Let me not be like this when I buy a property... and then decide that decorating and furnishing is too much work.. and then be homeless.
Often times, when you grow older, you realise that you simply don't need some things. My blog is not one of them. After being severely neglected, I shall try to brush the dust away (which I will never do with my hands of course eww paha)
(paha is my new laugh of late, I think it's relevant for you to know so you don't confuse a chicken's thigh with my laugh).
Of course, you still need some things. I've decided that I need as much lipstick as I can physically horde.
Or rather, what I'm trying to say is that: you don't really need some people. You may think you do, but you don't. They may be holding you back and once you jerk their grip away, you feel liberated. I thirst for these sorts of societal liberation, in whatever shape or form I can get, like how an explorer thirsts for the unknown. I'm liberated now.
I am not talking about my loverrly friends whom I love to pieces and also very occasionally need more than my lipstick, they're basically all back from overseas for summer break.
Ah, I'm telling you this very vaguely but I am at a happy place. I hope you are too, or that you're arriving at the happy place soon (who knows, you might wanna take a pee first in a rest stop).
As per usual, we shall start with a big ass picture of me:
Mum's professional apple pies.
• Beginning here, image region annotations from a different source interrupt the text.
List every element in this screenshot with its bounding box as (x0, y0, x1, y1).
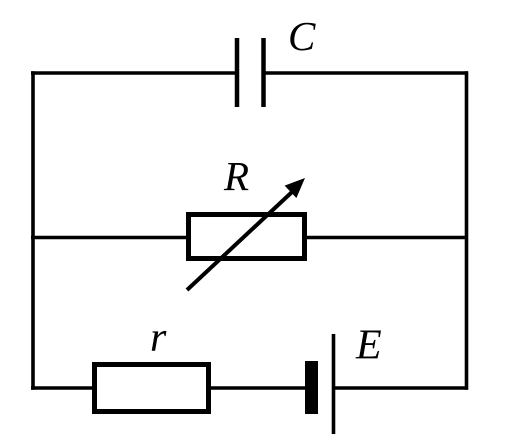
wire: middle-left horizontal segment (31, 236, 188, 240)
battery E: thin long plate (positive) (332, 334, 336, 434)
svg-text:C: C (288, 13, 316, 59)
wire: bottom-middle horizontal segment (r to battery) (209, 386, 307, 390)
variable resistor R: arrowhead (285, 178, 305, 198)
svg-text:R: R (223, 153, 249, 199)
variable resistor R: body box (189, 215, 305, 259)
wire: bottom-left horizontal segment (31, 386, 94, 390)
wire: top-right horizontal segment (263, 71, 469, 75)
capacitor C: left plate (235, 38, 240, 107)
wire: middle-right horizontal segment (305, 236, 468, 240)
wire: left vertical (31, 71, 35, 390)
wire: right vertical (465, 71, 469, 390)
battery E: thick short plate (negative) (305, 361, 318, 414)
svg-text:E: E (355, 323, 382, 369)
resistor r: body box (95, 365, 209, 412)
wire: bottom-right horizontal segment (battery to right wire) (332, 386, 468, 390)
capacitor C: right plate (261, 38, 266, 107)
wire: top-left horizontal segment (31, 71, 237, 75)
svg-text:r: r (150, 315, 167, 361)
variable resistor R: arrow shaft (187, 192, 292, 290)
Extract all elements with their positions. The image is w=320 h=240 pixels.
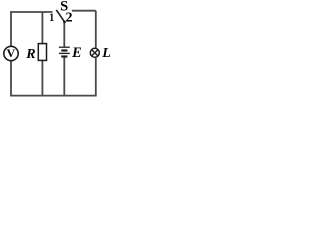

I died. I really did.
People who understand my "knees" so well :)
I like this picture so much, it shall be seen everywhere! And yes, that's a butt beside me.
With my girlies -- I am quite obviously the tallest. Heh.
I don't think I'm particularly sociable. I think acquaintances think I am very jolly and sociable, but they (above), my very very old mates, know that I am need great forces to be seen in society!
These four (above, below) have seen me through so much in my A Levels days. From smuggling Subway and various other bits and bobs to the library, to sweating like pizzas walking to the bakery in SS15, to laughing at each other's asses (I think I was the one). Let's not forget how they always laugh at me and not my jokes! I'm just genuinely in awe of their intellect and humour.
When you graduate from secondary school and plunge yourself into the life of a college student, you'd definitely latch onto your old self, refusing to change even for the better. I think I did change for the better, with their help. But, they shoot me down when I say I want to have an edgy style! Pffssttt.
Yeah, I'm such a victim. Getting kicked to Korean instant noodles (which are fabulously yum, please try it)
The above looks like a conglomerate of buildings collapsing together badly, but it is so good. It's the famous stewed rice you can get in Brickfields.
I got someone to painstakingly teach me Mandarin now! This is my name in which he wrote quite sexily with the strokes and all.
I love my grandmother to death. She's so amazing in so many ways. I think it's in the genes because my mother is equally as amazing. Look at her, so fashionable!
I think posting up unagi pictures in this blog is highly obliglatory. If you don't see it at least ONCE, it's a capturingcaely sin.
The above ^ was absolutely candid but it's so hilarious because I look like my favourite emoji sticker in LINE! (below)
I think this proves I can be a villain. I got the face right, after all.